What are some of your favorite stories that you’ve worked on?
I recently shot a segment on Parkour, which is a really cool workout you can do by yourself or with friends virtually anywhere. It doesn’t require equipment or money, which is awesome. And it’s a killer workout! I also interviewed Richard Branson, which was another favorite moment. For being one of the richest men on the planet, he was incredibly down to earth and humble. He’s so handsome and charming that it was hard to concentrate!
Some of the most challenging? The tragedies that go on regularly in the world are always challenging to cover. It’s hard to start your day with “bad news”, and your heart goes out to people who recently lost loved ones or everything that they own. Luckily, we do a segment called “Good News”, and we try to balance the show with stories of success and triumph.
You’ve done all sorts of fun, crazy things for your show. What are some of the weirdest?
I tried every single Pumpkin Spice flavored snack and sweet last year during a segment in October. I made myself horribly sick on Pumpkin Spice Peeps and Oreos! I also tried Aerial Silk Yoga and Lyra Hoop, which are the workouts of Cirque de Soliel performers…and I was terrible at them. (Super fun, though.) I once won a game show contest segment for correctly picking out celebrities based solely on their abs!
Have you ever said anything on air that you wish you could take back?
Ooooh child, yes! I once said the phrase, “I think people shouldn’t poke around in other people’s holes.” I was responding to a video clip where explorers were poking GoPro cameras into snake dens, agitating the snakes, but my response came out SO wrong. My co-workers laughed at me for a week after that remark.
Anyone in the public eye – particularly women – gets more than their fair share of unsolicited feedback and criticism. How do you deal with that?
Oh man…women definitely get the brunt of harsh criticism. I rarely respond to cruel or unfounded viewer comments, because I know they must be unhappy people who are simply looking to pick on someone to make them feel important.
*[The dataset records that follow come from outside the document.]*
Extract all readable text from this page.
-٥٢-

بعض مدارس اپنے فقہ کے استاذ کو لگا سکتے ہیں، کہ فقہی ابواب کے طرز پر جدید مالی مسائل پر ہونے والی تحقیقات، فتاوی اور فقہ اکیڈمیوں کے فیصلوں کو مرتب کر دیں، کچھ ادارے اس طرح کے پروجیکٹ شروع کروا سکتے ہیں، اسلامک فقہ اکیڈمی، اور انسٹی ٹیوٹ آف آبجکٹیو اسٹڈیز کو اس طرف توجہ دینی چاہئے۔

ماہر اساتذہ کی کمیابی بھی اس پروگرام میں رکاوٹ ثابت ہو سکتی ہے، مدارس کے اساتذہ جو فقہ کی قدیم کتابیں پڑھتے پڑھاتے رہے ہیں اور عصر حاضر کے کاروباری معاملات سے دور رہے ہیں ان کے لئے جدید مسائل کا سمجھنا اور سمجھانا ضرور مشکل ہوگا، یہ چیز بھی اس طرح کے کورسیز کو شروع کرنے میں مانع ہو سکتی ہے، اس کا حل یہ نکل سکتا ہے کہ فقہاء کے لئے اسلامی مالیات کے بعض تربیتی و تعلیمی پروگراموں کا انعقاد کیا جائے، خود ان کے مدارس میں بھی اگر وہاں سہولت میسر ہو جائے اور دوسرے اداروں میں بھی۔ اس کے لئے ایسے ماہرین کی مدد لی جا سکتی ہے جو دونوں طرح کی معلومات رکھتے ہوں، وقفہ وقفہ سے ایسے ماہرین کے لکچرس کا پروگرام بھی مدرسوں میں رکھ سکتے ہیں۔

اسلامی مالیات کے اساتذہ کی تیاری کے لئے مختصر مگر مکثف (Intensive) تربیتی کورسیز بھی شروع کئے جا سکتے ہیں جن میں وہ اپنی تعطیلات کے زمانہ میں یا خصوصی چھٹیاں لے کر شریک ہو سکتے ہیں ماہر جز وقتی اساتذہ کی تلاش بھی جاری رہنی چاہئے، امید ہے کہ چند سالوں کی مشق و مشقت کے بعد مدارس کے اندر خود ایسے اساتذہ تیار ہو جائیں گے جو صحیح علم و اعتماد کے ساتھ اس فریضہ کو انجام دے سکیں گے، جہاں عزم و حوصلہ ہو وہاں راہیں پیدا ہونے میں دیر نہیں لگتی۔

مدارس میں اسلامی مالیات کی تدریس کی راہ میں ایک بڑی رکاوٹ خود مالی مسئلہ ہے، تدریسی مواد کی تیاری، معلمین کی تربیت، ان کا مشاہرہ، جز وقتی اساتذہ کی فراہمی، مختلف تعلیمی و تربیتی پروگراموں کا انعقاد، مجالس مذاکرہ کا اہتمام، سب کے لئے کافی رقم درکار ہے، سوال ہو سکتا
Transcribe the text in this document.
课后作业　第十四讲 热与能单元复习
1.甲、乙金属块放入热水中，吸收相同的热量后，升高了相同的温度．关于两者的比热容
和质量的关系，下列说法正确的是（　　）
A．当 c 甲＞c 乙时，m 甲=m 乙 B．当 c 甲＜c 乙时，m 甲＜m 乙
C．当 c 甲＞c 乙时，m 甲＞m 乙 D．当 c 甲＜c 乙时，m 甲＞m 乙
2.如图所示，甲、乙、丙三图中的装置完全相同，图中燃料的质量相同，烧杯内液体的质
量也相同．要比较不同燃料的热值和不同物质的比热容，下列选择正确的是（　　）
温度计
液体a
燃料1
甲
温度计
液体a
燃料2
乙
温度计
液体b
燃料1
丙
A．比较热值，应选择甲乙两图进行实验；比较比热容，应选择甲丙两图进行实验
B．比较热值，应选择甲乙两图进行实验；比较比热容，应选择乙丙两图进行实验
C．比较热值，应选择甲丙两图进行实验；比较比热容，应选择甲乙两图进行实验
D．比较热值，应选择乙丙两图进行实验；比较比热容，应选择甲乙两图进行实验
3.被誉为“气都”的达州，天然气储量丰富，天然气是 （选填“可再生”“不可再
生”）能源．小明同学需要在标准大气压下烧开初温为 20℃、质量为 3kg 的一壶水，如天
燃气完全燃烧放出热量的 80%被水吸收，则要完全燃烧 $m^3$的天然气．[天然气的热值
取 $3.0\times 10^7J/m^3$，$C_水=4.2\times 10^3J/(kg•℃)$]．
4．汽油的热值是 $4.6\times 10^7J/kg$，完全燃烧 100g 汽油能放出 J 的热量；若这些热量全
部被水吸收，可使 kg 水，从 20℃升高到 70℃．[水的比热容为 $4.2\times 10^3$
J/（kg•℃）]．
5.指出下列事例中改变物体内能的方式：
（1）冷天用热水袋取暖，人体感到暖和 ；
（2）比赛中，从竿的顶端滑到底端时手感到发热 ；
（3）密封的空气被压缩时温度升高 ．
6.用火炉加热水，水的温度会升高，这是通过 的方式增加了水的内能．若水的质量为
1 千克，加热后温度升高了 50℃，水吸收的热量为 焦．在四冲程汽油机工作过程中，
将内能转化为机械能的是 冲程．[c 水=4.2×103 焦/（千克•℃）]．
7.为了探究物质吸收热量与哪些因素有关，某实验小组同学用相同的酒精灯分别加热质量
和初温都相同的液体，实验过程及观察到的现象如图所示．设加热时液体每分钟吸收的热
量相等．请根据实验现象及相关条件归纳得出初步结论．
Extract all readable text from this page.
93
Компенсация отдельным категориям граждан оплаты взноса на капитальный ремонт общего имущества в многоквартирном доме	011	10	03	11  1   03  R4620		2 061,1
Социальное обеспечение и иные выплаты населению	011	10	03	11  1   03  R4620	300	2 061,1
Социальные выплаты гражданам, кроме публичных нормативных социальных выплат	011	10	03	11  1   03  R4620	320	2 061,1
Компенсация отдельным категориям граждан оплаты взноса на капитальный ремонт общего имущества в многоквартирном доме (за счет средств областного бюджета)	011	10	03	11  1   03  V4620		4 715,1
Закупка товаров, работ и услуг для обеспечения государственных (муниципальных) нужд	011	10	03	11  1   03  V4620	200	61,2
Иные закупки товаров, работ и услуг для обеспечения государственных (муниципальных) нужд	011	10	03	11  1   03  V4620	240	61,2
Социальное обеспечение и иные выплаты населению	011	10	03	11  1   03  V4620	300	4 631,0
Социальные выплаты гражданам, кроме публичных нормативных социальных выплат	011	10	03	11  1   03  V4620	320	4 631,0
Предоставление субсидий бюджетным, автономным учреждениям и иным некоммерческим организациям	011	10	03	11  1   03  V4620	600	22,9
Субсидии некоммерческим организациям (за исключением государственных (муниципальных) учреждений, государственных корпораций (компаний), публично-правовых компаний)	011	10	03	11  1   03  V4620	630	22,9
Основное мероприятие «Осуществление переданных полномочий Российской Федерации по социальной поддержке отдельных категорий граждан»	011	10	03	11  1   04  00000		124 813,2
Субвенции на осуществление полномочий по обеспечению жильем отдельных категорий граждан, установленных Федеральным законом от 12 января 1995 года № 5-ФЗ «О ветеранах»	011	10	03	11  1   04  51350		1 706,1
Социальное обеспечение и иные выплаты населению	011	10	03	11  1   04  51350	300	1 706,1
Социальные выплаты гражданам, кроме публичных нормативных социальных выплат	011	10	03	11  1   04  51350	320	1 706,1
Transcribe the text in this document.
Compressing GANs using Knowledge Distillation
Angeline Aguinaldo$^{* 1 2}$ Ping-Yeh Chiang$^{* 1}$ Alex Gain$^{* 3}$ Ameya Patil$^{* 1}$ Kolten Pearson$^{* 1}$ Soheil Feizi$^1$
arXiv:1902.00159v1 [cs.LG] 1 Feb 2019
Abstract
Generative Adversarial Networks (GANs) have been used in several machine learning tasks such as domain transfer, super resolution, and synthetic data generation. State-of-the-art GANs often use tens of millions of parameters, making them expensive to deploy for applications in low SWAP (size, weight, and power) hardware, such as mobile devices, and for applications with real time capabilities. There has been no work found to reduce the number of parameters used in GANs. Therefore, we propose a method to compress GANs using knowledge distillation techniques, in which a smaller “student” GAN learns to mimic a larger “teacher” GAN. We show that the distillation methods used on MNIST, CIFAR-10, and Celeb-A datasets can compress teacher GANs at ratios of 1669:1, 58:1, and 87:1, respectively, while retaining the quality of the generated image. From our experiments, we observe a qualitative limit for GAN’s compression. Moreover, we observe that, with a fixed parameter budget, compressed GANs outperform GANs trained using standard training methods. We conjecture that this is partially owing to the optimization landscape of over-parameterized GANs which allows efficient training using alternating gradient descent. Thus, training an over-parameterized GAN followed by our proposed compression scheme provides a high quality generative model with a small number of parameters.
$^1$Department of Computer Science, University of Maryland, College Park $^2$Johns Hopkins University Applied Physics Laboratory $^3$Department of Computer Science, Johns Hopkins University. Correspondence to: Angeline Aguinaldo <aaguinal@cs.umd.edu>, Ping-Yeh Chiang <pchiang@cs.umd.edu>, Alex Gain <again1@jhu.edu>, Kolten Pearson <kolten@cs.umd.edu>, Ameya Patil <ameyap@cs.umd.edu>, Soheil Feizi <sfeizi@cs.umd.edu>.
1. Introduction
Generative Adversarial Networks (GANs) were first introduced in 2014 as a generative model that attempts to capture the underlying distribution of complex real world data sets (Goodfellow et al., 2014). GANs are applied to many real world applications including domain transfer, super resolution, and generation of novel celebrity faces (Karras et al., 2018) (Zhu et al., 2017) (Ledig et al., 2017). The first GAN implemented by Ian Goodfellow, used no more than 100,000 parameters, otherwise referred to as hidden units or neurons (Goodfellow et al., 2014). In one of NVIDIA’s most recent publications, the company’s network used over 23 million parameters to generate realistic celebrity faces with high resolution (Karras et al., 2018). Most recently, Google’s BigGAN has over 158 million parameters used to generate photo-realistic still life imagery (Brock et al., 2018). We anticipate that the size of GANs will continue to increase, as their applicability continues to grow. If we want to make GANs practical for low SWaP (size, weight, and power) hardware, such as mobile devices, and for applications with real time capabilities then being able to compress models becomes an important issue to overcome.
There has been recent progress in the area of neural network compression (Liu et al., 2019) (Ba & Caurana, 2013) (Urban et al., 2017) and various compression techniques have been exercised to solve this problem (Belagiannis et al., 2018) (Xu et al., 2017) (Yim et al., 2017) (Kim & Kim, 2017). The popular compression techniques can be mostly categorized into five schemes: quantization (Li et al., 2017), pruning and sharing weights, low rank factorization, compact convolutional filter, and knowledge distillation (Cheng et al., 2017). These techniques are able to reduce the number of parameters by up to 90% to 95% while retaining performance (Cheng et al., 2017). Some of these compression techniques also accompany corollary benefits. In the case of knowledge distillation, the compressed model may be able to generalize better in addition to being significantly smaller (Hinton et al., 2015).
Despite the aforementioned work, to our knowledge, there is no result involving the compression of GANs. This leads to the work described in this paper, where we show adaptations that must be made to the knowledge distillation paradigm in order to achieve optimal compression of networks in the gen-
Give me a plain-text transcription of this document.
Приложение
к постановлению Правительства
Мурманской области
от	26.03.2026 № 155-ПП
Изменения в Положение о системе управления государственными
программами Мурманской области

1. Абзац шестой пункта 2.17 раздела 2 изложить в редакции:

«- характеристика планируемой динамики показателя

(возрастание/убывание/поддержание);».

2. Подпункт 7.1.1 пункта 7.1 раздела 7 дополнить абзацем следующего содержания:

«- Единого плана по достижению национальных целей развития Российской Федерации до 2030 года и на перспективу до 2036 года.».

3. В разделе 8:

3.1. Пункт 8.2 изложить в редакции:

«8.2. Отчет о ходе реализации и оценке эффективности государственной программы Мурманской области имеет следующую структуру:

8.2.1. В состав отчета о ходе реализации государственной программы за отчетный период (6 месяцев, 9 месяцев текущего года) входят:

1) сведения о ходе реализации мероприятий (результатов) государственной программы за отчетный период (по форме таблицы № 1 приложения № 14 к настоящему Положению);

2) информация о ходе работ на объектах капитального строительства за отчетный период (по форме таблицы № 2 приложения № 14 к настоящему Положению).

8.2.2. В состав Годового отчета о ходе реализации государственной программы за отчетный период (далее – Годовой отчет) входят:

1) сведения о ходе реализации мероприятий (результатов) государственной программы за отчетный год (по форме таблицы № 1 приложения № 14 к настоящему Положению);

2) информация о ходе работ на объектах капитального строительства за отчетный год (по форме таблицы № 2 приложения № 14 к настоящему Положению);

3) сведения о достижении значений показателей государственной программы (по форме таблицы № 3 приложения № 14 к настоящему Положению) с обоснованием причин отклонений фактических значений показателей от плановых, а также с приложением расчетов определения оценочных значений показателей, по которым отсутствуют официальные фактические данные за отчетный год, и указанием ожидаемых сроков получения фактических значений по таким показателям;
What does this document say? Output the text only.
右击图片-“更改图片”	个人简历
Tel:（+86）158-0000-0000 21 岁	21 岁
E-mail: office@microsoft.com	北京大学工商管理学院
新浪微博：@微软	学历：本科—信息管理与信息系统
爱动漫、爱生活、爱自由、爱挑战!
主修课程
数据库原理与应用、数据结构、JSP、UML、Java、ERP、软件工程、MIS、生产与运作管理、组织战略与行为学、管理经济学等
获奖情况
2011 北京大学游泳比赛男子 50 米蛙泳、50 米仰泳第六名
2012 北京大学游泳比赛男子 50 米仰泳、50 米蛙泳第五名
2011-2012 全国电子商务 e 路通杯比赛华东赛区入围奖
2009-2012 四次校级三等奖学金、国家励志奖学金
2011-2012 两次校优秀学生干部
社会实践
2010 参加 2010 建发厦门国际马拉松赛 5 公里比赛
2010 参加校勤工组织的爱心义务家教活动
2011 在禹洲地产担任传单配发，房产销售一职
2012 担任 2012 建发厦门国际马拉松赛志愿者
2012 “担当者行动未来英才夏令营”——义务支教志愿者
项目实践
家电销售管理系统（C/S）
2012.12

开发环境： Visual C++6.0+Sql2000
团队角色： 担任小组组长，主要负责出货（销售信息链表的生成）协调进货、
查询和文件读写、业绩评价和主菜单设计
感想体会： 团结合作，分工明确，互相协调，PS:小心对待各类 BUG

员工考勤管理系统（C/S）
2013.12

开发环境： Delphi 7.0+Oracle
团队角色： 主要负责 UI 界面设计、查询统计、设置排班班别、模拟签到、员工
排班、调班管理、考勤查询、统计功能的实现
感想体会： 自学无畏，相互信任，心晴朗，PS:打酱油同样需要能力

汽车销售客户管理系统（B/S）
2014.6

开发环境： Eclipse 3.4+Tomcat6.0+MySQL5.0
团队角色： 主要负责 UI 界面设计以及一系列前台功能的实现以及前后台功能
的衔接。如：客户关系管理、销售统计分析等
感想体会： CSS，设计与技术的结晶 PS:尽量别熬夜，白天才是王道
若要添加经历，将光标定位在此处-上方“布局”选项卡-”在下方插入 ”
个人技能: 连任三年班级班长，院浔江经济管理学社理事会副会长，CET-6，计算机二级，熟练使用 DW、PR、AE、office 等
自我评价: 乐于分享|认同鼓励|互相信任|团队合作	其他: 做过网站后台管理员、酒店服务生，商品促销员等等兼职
Instead, I try to actively respond to the kind comments and thank the viewers who take the time to make our day with nice words. Focusing on the kind remarks is much more fun and reminds me to return the kindness.
Do you see yourself doing this for the rest of your career? If not, where do you see yourself in 10 years?
I always see myself working in television in some way…though I think TV is changing rapidly and will be more of a streaming experience and on-demand space. I hope to always work in entertainment, lifestyle and technology. So…in ten years, I hope I’m interviewing Channing Tatum, covering the Oscars, and not covering any more snake hole stories!
What’s something you’ve learned from this that any of us could apply to our daily lives?
The biggest lesson I’ve learned from working in live TV that can be applied to any area of life is to JUST. KEEP. GOING. When we mess up on-air, (which happens way more than I’d like to admit), we have to keep going, even if it’s mortifying, looks stupid, or is the most embarrassing moment of all time. You keep smiling, you address the mistake, or you laugh it off.
But no matter what, just keep going! People soon forget what you think will be remembered forever. Plus, the biggest mistakes often end up making the best stories later on!
Thanks so much for sharing, Hilary! Do you guys have any questions for her?